The rising importance of overseas markets for drugs and medical products, along with pressure to cut production and research costs at home, is driving pharma overseas. Marketers are becoming established in China, India, and other newly industrialized nations that will be major markets within the next five years. Astra-Zeneca recently announced plans to outsource production of active pharmaceutical ingredients to Asia, and Novartis is investing $1 billion in R&D in China.A presence in developing countries means more investment in new treatments for malaria, tuberculosis, and other neglected diseases. FDA is encouraging such efforts, and is likely to do more under its public health–oriented commissioner Margaret Hamburg. The agency supports development of new tuberculosis treatments to replace ineffective old therapies, and is promoting a priority review voucher program to stimulate industry R&D in tropical conditions. To better monitor the growing volume of pharmaceutical imports and foreign clinical trials, FDA is establishing overseas offices and doubling the number of foreign inspections it conducts each year. Collaboration between FDA and European regulatory authorities to conduct joint inspections and share information could expand from APIs to other areas.

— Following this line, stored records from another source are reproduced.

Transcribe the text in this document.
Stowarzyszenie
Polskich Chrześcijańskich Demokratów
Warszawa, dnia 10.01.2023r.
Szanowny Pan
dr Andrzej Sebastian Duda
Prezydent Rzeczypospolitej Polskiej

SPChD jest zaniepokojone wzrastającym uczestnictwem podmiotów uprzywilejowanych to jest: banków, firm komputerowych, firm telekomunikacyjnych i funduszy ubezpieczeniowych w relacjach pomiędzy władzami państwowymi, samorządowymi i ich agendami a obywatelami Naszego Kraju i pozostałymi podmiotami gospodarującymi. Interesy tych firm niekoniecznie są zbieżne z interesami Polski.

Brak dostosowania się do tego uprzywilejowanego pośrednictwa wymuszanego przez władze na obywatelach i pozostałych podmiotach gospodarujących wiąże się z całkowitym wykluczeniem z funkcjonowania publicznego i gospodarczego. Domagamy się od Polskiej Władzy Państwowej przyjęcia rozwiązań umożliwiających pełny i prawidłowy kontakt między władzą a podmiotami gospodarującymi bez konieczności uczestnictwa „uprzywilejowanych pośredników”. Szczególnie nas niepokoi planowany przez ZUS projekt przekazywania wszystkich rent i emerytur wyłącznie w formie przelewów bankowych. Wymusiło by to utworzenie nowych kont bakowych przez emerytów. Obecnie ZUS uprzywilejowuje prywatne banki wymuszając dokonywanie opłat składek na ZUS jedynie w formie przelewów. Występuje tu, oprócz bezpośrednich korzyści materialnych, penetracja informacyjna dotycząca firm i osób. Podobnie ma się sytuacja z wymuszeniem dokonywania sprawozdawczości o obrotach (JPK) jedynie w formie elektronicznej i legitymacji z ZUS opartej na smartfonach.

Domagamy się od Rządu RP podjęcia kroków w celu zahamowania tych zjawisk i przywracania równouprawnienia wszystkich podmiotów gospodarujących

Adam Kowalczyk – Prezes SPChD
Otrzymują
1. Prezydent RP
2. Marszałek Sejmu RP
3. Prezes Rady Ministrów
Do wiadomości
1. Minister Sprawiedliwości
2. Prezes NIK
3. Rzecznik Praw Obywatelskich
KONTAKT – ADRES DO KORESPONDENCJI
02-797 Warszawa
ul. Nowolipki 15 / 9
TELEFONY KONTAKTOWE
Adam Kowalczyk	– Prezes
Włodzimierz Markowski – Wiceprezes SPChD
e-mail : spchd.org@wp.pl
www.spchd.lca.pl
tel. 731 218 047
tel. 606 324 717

The battle against infectious disease has spurred worldwide investment in vaccine development and production; this surge is slated to continue. Global funding of a vaccine to combat the H1N1 influenza pandemic has financed construction of new vaccine manufacturing facilities in the US and abroad. Vaccines to combat malaria and TB are in clinical trials, and scientists remain optimistic about moving forward with a long-sought preventive to HIV infection. Novel antigens are in the works; an anti-smoking vaccine is moving into late-stage testing; and scientists continue to seek therapeutic vaccines for cancer and other conditions.
Ensuring Drug Quality
Longer supply chains and rising imports raise questions about the ability of drug manufacturers to document the quality and safety of drug products. Because FDA can never check all the thousands of products and ingredients coming into the US, it expects manufacturers to do more to ensure that contractors and suppliers have a commitment to quality, and that products and ingredients are routinely monitored and inspected. The aim is to prevent future adulteration crises, such as contaminated heparin and products with melamine.
An electronic drug registration and listing system was fully implemented in 2009, and should make it easier for FDA to identify and track products. Industry also could gain from a long-promised FDA guidance on reducing the volume of manufacturing supplements that require preapproval—an initiative designed to provide more predictability for companies contemplating improvements in manufacturing processes.
Safety Over All
FDA continues to implement provisions in the FDA Amendments Act of 2007 (FDAAA), designed to ensure the appropriate use of approved medicines through the product life cycle. FDAAA has authorized postapproval label changes when new safety issues arise, along with penalties for manufacturers that fail to conduct agreed-upon post-marketing studies. There are mandates for more extensive listing of clinical trials and study results on the ClinicalTrials.gov/ Web site, and for Risk Evaluation and Mitigation Strategies (REMS) governing postmarket prescribing and surveillance. FDA has approved REMS for more than 50 products, and is formulating a REMS for the entire class of extended-relief opioid medicines in order to provide continued access for patients suffering from chronic pain, while also curbing inappropriate prescribing, unintentional overdosing, and intentional abuse.